Electrochemical answer

Cui and his team turned to electrochemistry and deposition for a solution to this problem. In a basic electrochemical cell, there is an electrolyte solution and two submerged electrodes connected to a power supply. By providing the electrodes with opposite charges, an electrical current is driven through the liquid, forcing positive ions to the negative electrode, and electrons and negative ions to the positive electrode. At the negative electrode, called the anode, the positive ions are reduced, meaning they gain electrons. For most metallic ions, this causes the precipitation of the solid metal and is often deposited on the electrode surface.

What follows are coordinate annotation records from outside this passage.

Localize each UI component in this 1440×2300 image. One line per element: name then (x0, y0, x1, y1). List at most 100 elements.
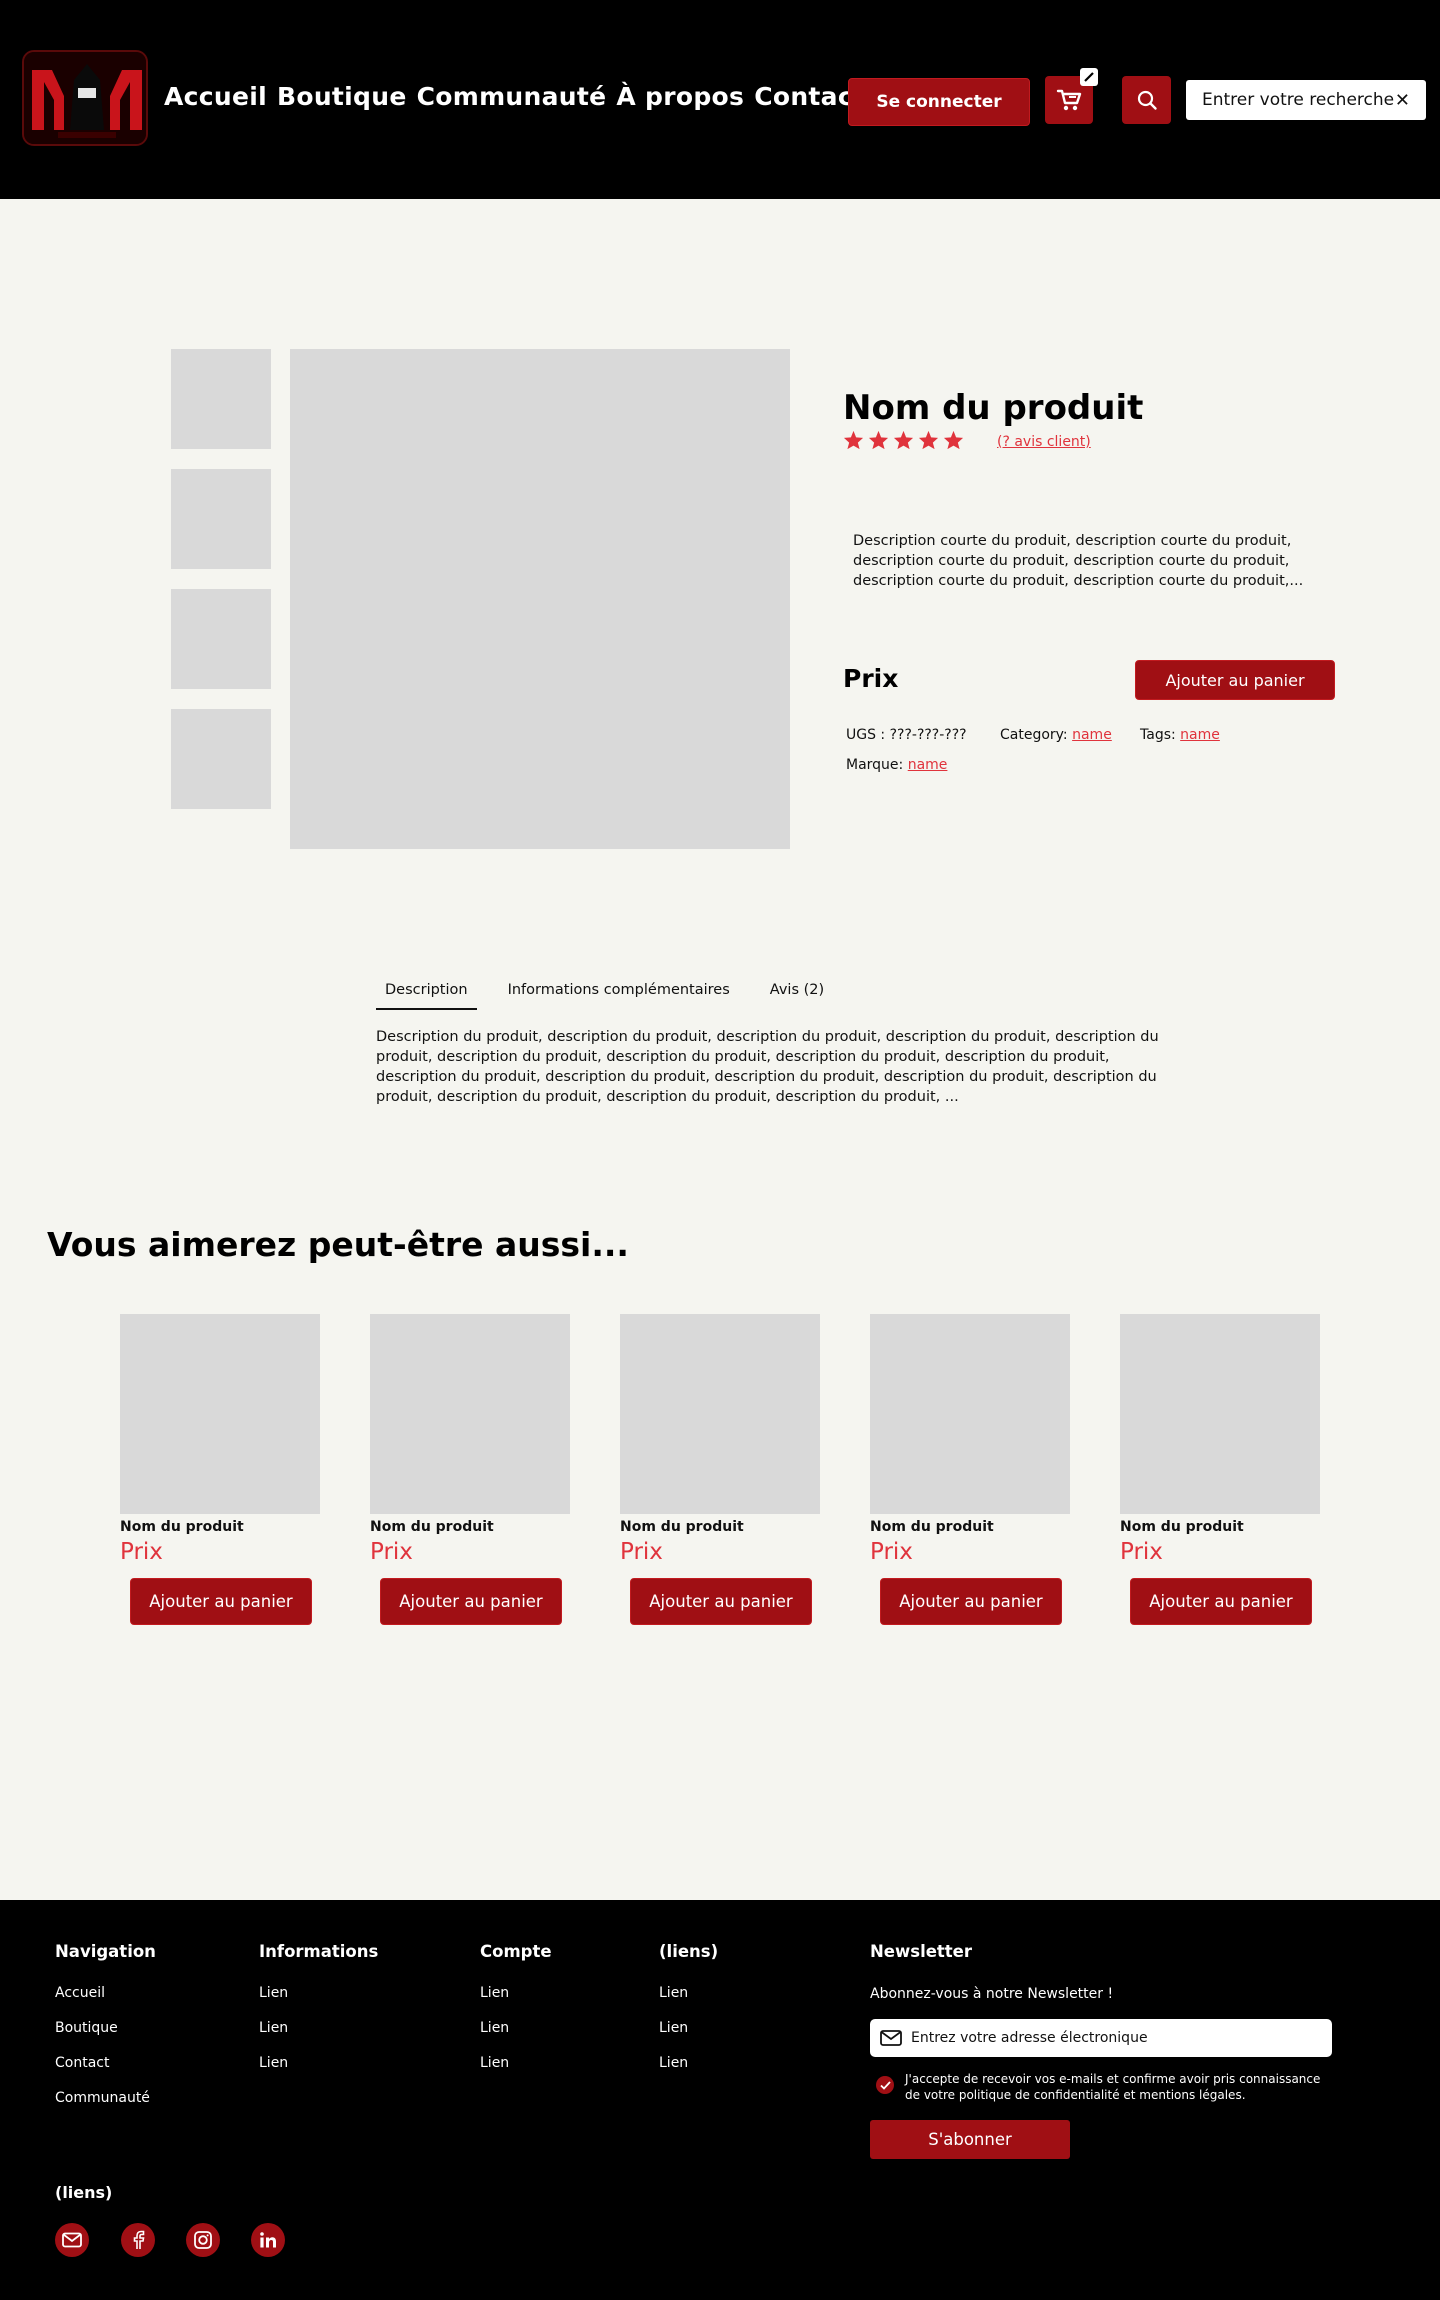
related-product-image[interactable] (1120, 1314, 1320, 1514)
tags: Tags: name (1140, 727, 1220, 743)
mail-icon (62, 2232, 82, 2248)
star-icon (943, 430, 964, 450)
login-button[interactable]: Se connecter (848, 78, 1030, 126)
star-icon (893, 430, 914, 450)
footer-col-compte: Compte Lien Lien Lien (480, 1942, 552, 2090)
footer-link[interactable]: Lien (659, 2055, 718, 2071)
thumbnail-4[interactable] (171, 709, 271, 809)
footer-link[interactable]: Boutique (55, 2020, 156, 2036)
footer-link[interactable]: Lien (259, 1985, 378, 2001)
related-product-image[interactable] (870, 1314, 1070, 1514)
search-placeholder: Entrer votre recherche (1202, 90, 1395, 110)
product-main-image[interactable] (290, 349, 790, 849)
cart-badge (1080, 68, 1098, 86)
footer-link[interactable]: Lien (659, 1985, 718, 2001)
social-title: (liens) (55, 2183, 113, 2202)
related-product-name[interactable]: Nom du produit (620, 1519, 820, 1535)
newsletter-title: Newsletter (870, 1942, 973, 1961)
footer-col-title: Informations (259, 1942, 379, 1961)
footer-link[interactable]: Lien (480, 1985, 552, 2001)
newsletter-email-placeholder: Entrez votre adresse électronique (911, 2030, 1148, 2046)
social-facebook[interactable] (121, 2223, 155, 2257)
related-product-name[interactable]: Nom du produit (120, 1519, 320, 1535)
brand: Marque: name (846, 757, 947, 773)
product-tabs: Description Informations complémentaires… (376, 978, 855, 1010)
close-icon[interactable]: ✕ (1395, 90, 1410, 111)
footer-link[interactable]: Lien (480, 2055, 552, 2071)
thumbnail-1[interactable] (171, 349, 271, 449)
product-title: Nom du produit (843, 388, 1144, 428)
footer-col-title: (liens) (659, 1942, 719, 1961)
search-button[interactable] (1122, 76, 1171, 124)
add-to-cart-button[interactable]: Ajouter au panier (1135, 660, 1335, 700)
footer-link[interactable]: Lien (259, 2020, 378, 2036)
related-product-name[interactable]: Nom du produit (870, 1519, 1070, 1535)
category: Category: name (1000, 727, 1112, 743)
related-product-image[interactable] (120, 1314, 320, 1514)
nav-item-communaute[interactable]: Communauté (417, 82, 607, 111)
linkedin-icon (260, 2232, 276, 2248)
reviews-link[interactable]: (? avis client) (997, 434, 1091, 450)
related-product-card: Nom du produit Prix Ajouter au panier (620, 1314, 820, 1625)
related-product-price: Prix (1120, 1539, 1163, 1565)
social-linkedin[interactable] (251, 2223, 285, 2257)
short-description: Description courte du produit, descripti… (853, 533, 1304, 589)
footer-link[interactable]: Contact (55, 2055, 156, 2071)
category-label: Category: (1000, 727, 1068, 743)
footer-link[interactable]: Lien (259, 2055, 378, 2071)
related-product-image[interactable] (620, 1314, 820, 1514)
social-instagram[interactable] (186, 2223, 220, 2257)
related-product-card: Nom du produit Prix Ajouter au panier (120, 1314, 320, 1625)
thumbnail-2[interactable] (171, 469, 271, 569)
related-product-price: Prix (620, 1539, 663, 1565)
star-icon (918, 430, 939, 450)
related-add-to-cart-button[interactable]: Ajouter au panier (630, 1578, 812, 1625)
search-input[interactable]: Entrer votre recherche ✕ (1186, 80, 1426, 120)
footer-link[interactable]: Communauté (55, 2090, 156, 2106)
search-icon (1137, 90, 1157, 110)
main-nav: Accueil Boutique Communauté À propos Con… (164, 82, 865, 111)
tab-informations[interactable]: Informations complémentaires (499, 978, 739, 1010)
tab-description[interactable]: Description (376, 978, 477, 1010)
footer-col-informations: Informations Lien Lien Lien (259, 1942, 378, 2090)
thumbnail-3[interactable] (171, 589, 271, 689)
related-product-name[interactable]: Nom du produit (1120, 1519, 1320, 1535)
subscribe-button[interactable]: S'abonner (870, 2120, 1070, 2159)
footer-col-navigation: Navigation Accueil Boutique Contact Comm… (55, 1942, 156, 2125)
related-add-to-cart-button[interactable]: Ajouter au panier (130, 1578, 312, 1625)
footer-col-liens: (liens) Lien Lien Lien (659, 1942, 718, 2090)
footer-link[interactable]: Lien (659, 2020, 718, 2036)
site-header: Accueil Boutique Communauté À propos Con… (0, 0, 1440, 199)
instagram-icon (194, 2231, 212, 2249)
nav-item-accueil[interactable]: Accueil (164, 82, 267, 111)
related-add-to-cart-button[interactable]: Ajouter au panier (1130, 1578, 1312, 1625)
tab-content: Description du produit, description du p… (376, 1029, 1159, 1105)
nav-item-boutique[interactable]: Boutique (277, 82, 407, 111)
consent-checkbox[interactable] (876, 2076, 894, 2094)
related-product-name[interactable]: Nom du produit (370, 1519, 570, 1535)
related-product-image[interactable] (370, 1314, 570, 1514)
brand-link[interactable]: name (908, 757, 948, 773)
facebook-icon (133, 2230, 145, 2249)
tags-link[interactable]: name (1180, 727, 1220, 743)
nav-item-a-propos[interactable]: À propos (616, 82, 744, 111)
category-link[interactable]: name (1072, 727, 1112, 743)
related-product-card: Nom du produit Prix Ajouter au panier (370, 1314, 570, 1625)
related-product-price: Prix (120, 1539, 163, 1565)
tags-label: Tags: (1140, 727, 1176, 743)
tab-avis[interactable]: Avis (2) (761, 978, 833, 1010)
social-mail[interactable] (55, 2223, 89, 2257)
footer-link[interactable]: Lien (480, 2020, 552, 2036)
star-icon (868, 430, 889, 450)
related-add-to-cart-button[interactable]: Ajouter au panier (380, 1578, 562, 1625)
cart-icon (1056, 89, 1082, 111)
brand-label: Marque: (846, 757, 904, 773)
newsletter-subtitle: Abonnez-vous à notre Newsletter ! (870, 1986, 1114, 2002)
footer-col-title: Navigation (55, 1942, 156, 1961)
footer-link[interactable]: Accueil (55, 1985, 156, 2001)
related-product-price: Prix (870, 1539, 913, 1565)
logo[interactable] (22, 50, 148, 146)
related-add-to-cart-button[interactable]: Ajouter au panier (880, 1578, 1062, 1625)
check-icon (879, 2080, 891, 2090)
newsletter-email-field[interactable]: Entrez votre adresse électronique (870, 2019, 1332, 2057)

In their electrochemical cell, the team used an anode made of carbon coated with amidoxime polymer, and an inert partner electrode. The electrolyte was seawater, which for some tests contained added uranium. By applying a short pulse of current, the positive uranyl, calcium and sodium ions were drawn to the carbon–polymer electrode. The amidoxime film encouraged the uranyl ions to be preferentially adsorbed over the other ions. The adsorbed uranyl ions were reduced to solid, charge-neutral uranium oxide (UO2) and once the current was switched off, the unwanted ions returned to the bulk of the electrolyte. By repeating the pulsed process, the researchers were able to build up the deposited uranium oxide on the electrode surface, no matter what the initial concentration of the solution was.

Removal and recovery

In tests comparing the new method to plain adsorptive amidoxime, the electrochemical cell significantly outperformed the more traditional material. Within the time it took the amidoxime surface to become saturated, the carbon–polymer electrode had extracted nine times the amount of uranium. Furthermore, the team demonstrated that 96.6% of the metal could be recovered from the surface by applying a reverse current and an acidic electrolyte. For an adsorption material, only 76.0% can be recovered with acid elution.

Despite the researchers’ success, there is a long way to go before large-scale application. To be commercially viable, the benefits of the extracted uranium must outweigh the cost and power demands of the process. Furthermore, the process needs to be streamlined to treat large quantities of water. “We have a lot of work to do still but these are big steps toward practicality,” Cui concludes.

The extraction method is described in Nature Energy.